The perfect meal on a lazy Sunday afternoon after a massive snowstorm… in fact, we both agreed, the BEST stew we’ve ever had! Confession, we were wiping our bowls clean of any residual sauce…
The original recipe claimed it would feed 4 to 6. If you served it over polenta or mashed potatoes, maybe 4 to 5? We got three portions. Next time we’ll add in another carrot and an extra turnip to make it more veggie-forward.
*NOTE: Don’t use sherry cooking wine or domestically produced “dry sherry.” To get the right complexity and balance of richness and acidity, look for fino or manzanilla sherry produced in Spain. Also, avoid sweet sherry for the obvious reasons.
Spanish Beef Stew with Mushrooms and Sherry
- 2 Tbsp. extra-virgin olive oil
- 2 lbs. boneless beef chuck roast, trimmed of excess fat and cut into 1- to 1½-inch pieces
- 4 medium garlic cloves, peeled
- 1 medium yellow onion, halved and thinly sliced
- Kosher salt and ground black pepper
- 2 medium carrots, peeled and sliced ½ inch thick
- 1 small white turnip, peeled and cut into ½-inch cubes
- 2 bay leaves
- 1 cinnamon stick
- 4 tsp. sweet paprika
- 1/2 tsp. grated nutmeg
- 1 cup fino or manzanilla sherry*
- 1 qt. low-sodium beef broth
- 2 Tbsp. good-quality aged sherry vinegar, plus more to taste
- 4 z. oyster or cremini mushrooms, trimmed and thinly sliced
- In a large Dutch oven over medium-high, heat the oil until shimmering. Add the beef and garlic, then cook, stirring occasionally, until lightly browned, about 5 minutes. Using a slotted spoon, transfer to a medium bowl and set aside; reserve the fat in the pot.

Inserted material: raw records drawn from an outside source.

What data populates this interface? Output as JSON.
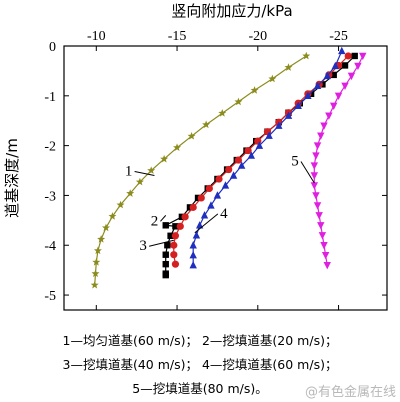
{
  "chart_data": {
    "type": "line",
    "title": "",
    "xlabel": "竖向附加应力/kPa",
    "ylabel": "道基深度/m",
    "xaxis_position": "top",
    "x_reversed": true,
    "xlim": [
      -8,
      -28
    ],
    "ylim": [
      -5.3,
      0
    ],
    "xticks": [
      -10,
      -15,
      -20,
      -25
    ],
    "yticks": [
      0,
      -1,
      -2,
      -3,
      -4,
      -5
    ],
    "xtick_labels": [
      "-10",
      "-15",
      "-20",
      "-25"
    ],
    "ytick_labels": [
      "0",
      "-1",
      "-2",
      "-3",
      "-4",
      "-5"
    ],
    "grid": false,
    "series": [
      {
        "name": "1",
        "color": "#8c8c1e",
        "marker": "star",
        "x": [
          -23.0,
          -21.9,
          -20.9,
          -19.8,
          -18.8,
          -17.8,
          -16.8,
          -15.9,
          -15.0,
          -14.2,
          -13.4,
          -12.7,
          -12.1,
          -11.5,
          -11.0,
          -10.6,
          -10.3,
          -10.1,
          -10.0,
          -9.95,
          -9.9
        ],
        "y": [
          -0.2,
          -0.43,
          -0.66,
          -0.89,
          -1.12,
          -1.35,
          -1.58,
          -1.81,
          -2.04,
          -2.27,
          -2.5,
          -2.73,
          -2.96,
          -3.19,
          -3.42,
          -3.65,
          -3.88,
          -4.11,
          -4.34,
          -4.57,
          -4.8
        ]
      },
      {
        "name": "2",
        "color": "#000000",
        "marker": "square",
        "x": [
          -26.0,
          -25.4,
          -24.7,
          -24.0,
          -23.3,
          -22.6,
          -21.9,
          -21.3,
          -20.6,
          -19.9,
          -19.3,
          -18.7,
          -18.1,
          -17.5,
          -16.9,
          -16.3,
          -15.8,
          -15.3,
          -14.9,
          -14.6,
          -14.4,
          -14.3,
          -14.3,
          -14.3,
          -14.3,
          -14.3
        ],
        "y": [
          -0.2,
          -0.39,
          -0.58,
          -0.77,
          -0.96,
          -1.15,
          -1.34,
          -1.53,
          -1.72,
          -1.91,
          -2.1,
          -2.29,
          -2.48,
          -2.67,
          -2.86,
          -3.05,
          -3.24,
          -3.43,
          -3.62,
          -3.81,
          -4.0,
          -4.19,
          -4.38,
          -4.57,
          -3.6,
          -4.6
        ]
      },
      {
        "name": "3",
        "color": "#d42020",
        "marker": "circle",
        "x": [
          -25.6,
          -25.0,
          -24.4,
          -23.8,
          -23.1,
          -22.5,
          -21.9,
          -21.3,
          -20.6,
          -20.0,
          -19.4,
          -18.8,
          -18.2,
          -17.6,
          -17.0,
          -16.5,
          -16.0,
          -15.5,
          -15.2,
          -14.9,
          -14.8,
          -14.8,
          -14.9
        ],
        "y": [
          -0.2,
          -0.39,
          -0.58,
          -0.77,
          -0.96,
          -1.15,
          -1.34,
          -1.53,
          -1.72,
          -1.91,
          -2.1,
          -2.29,
          -2.48,
          -2.67,
          -2.86,
          -3.05,
          -3.24,
          -3.43,
          -3.62,
          -3.81,
          -4.0,
          -4.19,
          -4.38
        ]
      },
      {
        "name": "4",
        "color": "#1f2fbf",
        "marker": "triangle-up",
        "x": [
          -25.2,
          -24.8,
          -24.3,
          -23.7,
          -23.1,
          -22.5,
          -21.9,
          -21.3,
          -20.7,
          -20.1,
          -19.6,
          -19.0,
          -18.5,
          -18.0,
          -17.5,
          -17.1,
          -16.7,
          -16.4,
          -16.2,
          -16.0,
          -16.0,
          -16.0
        ],
        "y": [
          -0.1,
          -0.4,
          -0.6,
          -0.8,
          -1.0,
          -1.2,
          -1.4,
          -1.6,
          -1.8,
          -2.0,
          -2.2,
          -2.4,
          -2.6,
          -2.8,
          -3.0,
          -3.2,
          -3.4,
          -3.6,
          -3.8,
          -4.0,
          -4.2,
          -4.4
        ]
      },
      {
        "name": "5",
        "color": "#e020e0",
        "marker": "triangle-down",
        "x": [
          -26.5,
          -26.2,
          -25.8,
          -25.4,
          -25.0,
          -24.7,
          -24.4,
          -24.1,
          -23.9,
          -23.7,
          -23.6,
          -23.5,
          -23.5,
          -23.5,
          -23.6,
          -23.7,
          -23.8,
          -23.9,
          -24.0,
          -24.1,
          -24.2,
          -24.3
        ],
        "y": [
          -0.2,
          -0.4,
          -0.6,
          -0.8,
          -1.0,
          -1.2,
          -1.4,
          -1.6,
          -1.8,
          -2.0,
          -2.2,
          -2.4,
          -2.6,
          -2.8,
          -3.0,
          -3.2,
          -3.4,
          -3.6,
          -3.8,
          -4.0,
          -4.2,
          -4.4
        ]
      }
    ],
    "annotations": [
      {
        "text": "1",
        "x": -12.0,
        "y": -2.6,
        "target_x": -13.6,
        "target_y": -2.6
      },
      {
        "text": "2",
        "x": -13.6,
        "y": -3.6,
        "target_x": -14.3,
        "target_y": -3.4
      },
      {
        "text": "3",
        "x": -12.9,
        "y": -4.1,
        "target_x": -14.8,
        "target_y": -3.9
      },
      {
        "text": "4",
        "x": -17.9,
        "y": -3.45,
        "target_x": -16.1,
        "target_y": -3.75
      },
      {
        "text": "5",
        "x": -22.3,
        "y": -2.4,
        "target_x": -23.5,
        "target_y": -2.75
      }
    ],
    "legend": {
      "placement": "bottom",
      "lines": [
        "1—均匀道基(60 m/s)；  2—挖填道基(20 m/s)；",
        "3—挖填道基(40 m/s)；  4—挖填道基(60 m/s)；",
        "5—挖填道基(80 m/s)。"
      ]
    }
  },
  "watermark": "@有色金属在线"
}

- To the same pot, add the onion and 1 teaspoon salt; cook over medium, stirring often, until golden brown, 8 to 10 minutes.
- Add the carrots, turnip, bay, cinnamon, paprika and nutmeg; cook, stirring, until fragrant, about 30 seconds.
- Add the sherry and bring to a simmer over medium-high, scraping up any browned bits; cook, stirring occasionally, until reduced by about half, 3 to 5 minutes.
- Stir in the broth, vinegar and ¼ teaspoon pepper. Return the beef and garlic, along with the accumulated juices, to the pot. Bring to a simmer, then cover partially. Reduce to medium-low and cook, stirring occasionally, until a skewer inserted into the beef meets just a little resistance, about 1½ hours.
- Stir in the mushrooms and cover completely. Reduce to low and cook, stirring once or twice, until the mushrooms are tender, 10 to 15 minutes.
- Off heat, remove and discard the cinnamon and bay. Taste and season with salt, pepper and additional vinegar, if needed.